In cognitive behavioral therapy, no respect is given to the obsession. No attempts are made to figure out if I had a traumatic experience with a hamburger as a teenager. The obsessive thought is a fly that must be swatted. My cognitive behavioral therapist, whom I began seeing in my 20s and still visit when I have flare-ups, is interested only in tuning me up, reminding me how to confront these problems when they are bigger than I am. She asks me to figure out whether the thoughts I’m having are the truth, and she encourages me to distance myself from them by realizing they’re blips in my imagination.
“The worst thing you can do is wonder what these thoughts mean,” says David Barlow, PhD, professor of psychology and psychiatry at Boston University. That they might say something about you—other than the fact that you have OCD—is not an idea worth exploring. It’s just a misfire in your brain, a false alarm.
Three weeks after I make the turkey burgers, I take my 3-year-old to a concert. We’re sitting outside in the shade, he on my lap, holding a plastic bag of snacks. He hands me an apple slice; he’s sharing.
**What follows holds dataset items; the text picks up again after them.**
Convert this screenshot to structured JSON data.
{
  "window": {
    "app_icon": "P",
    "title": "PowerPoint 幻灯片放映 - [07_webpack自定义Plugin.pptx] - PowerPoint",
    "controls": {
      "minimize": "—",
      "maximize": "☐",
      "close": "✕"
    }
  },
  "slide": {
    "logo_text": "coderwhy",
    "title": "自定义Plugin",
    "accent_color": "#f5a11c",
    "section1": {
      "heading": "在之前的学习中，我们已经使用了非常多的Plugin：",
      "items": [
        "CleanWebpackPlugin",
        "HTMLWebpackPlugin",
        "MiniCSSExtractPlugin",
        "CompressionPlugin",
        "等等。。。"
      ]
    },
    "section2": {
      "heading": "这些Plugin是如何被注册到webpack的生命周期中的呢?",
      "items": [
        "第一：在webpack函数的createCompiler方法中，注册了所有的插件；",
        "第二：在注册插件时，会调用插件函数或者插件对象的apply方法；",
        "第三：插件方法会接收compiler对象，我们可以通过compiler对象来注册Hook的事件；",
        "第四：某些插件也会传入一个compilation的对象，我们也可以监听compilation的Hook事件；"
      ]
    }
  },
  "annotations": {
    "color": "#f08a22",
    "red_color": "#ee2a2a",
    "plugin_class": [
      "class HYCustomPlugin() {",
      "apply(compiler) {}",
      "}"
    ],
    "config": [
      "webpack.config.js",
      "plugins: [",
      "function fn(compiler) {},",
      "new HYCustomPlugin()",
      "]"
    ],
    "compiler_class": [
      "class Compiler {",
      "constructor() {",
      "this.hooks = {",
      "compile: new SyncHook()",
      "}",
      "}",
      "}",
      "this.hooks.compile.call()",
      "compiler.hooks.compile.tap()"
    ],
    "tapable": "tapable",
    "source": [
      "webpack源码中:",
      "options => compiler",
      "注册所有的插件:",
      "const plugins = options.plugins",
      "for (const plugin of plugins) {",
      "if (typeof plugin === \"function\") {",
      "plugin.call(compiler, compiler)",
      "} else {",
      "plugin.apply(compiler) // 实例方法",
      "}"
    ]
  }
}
I put it in my mouth and notice something. My hand doesn’t smell like raw meat anymore. I allow myself one deep sniff. It’s true: The smell that was never there is gone.
In the time since my hands smelled like meat, I’ve written two stories, performed terrible Neil Diamond karaoke, laughed so hard at a Baywatch rerun with my best friend that I thought my bladder would burst. I’ve danced at a wedding until I sweat through my tights. I’ve stopped at a red light, realized my husband was right next to me, and driven with him down the suburban street, drag-race style.
I’ve been fine. I am fine. It’s just, god, when it finally lifts, you can feel how much lighter you are and, before it becomes heartbreaking, it is the feeling of a window open on a summer day.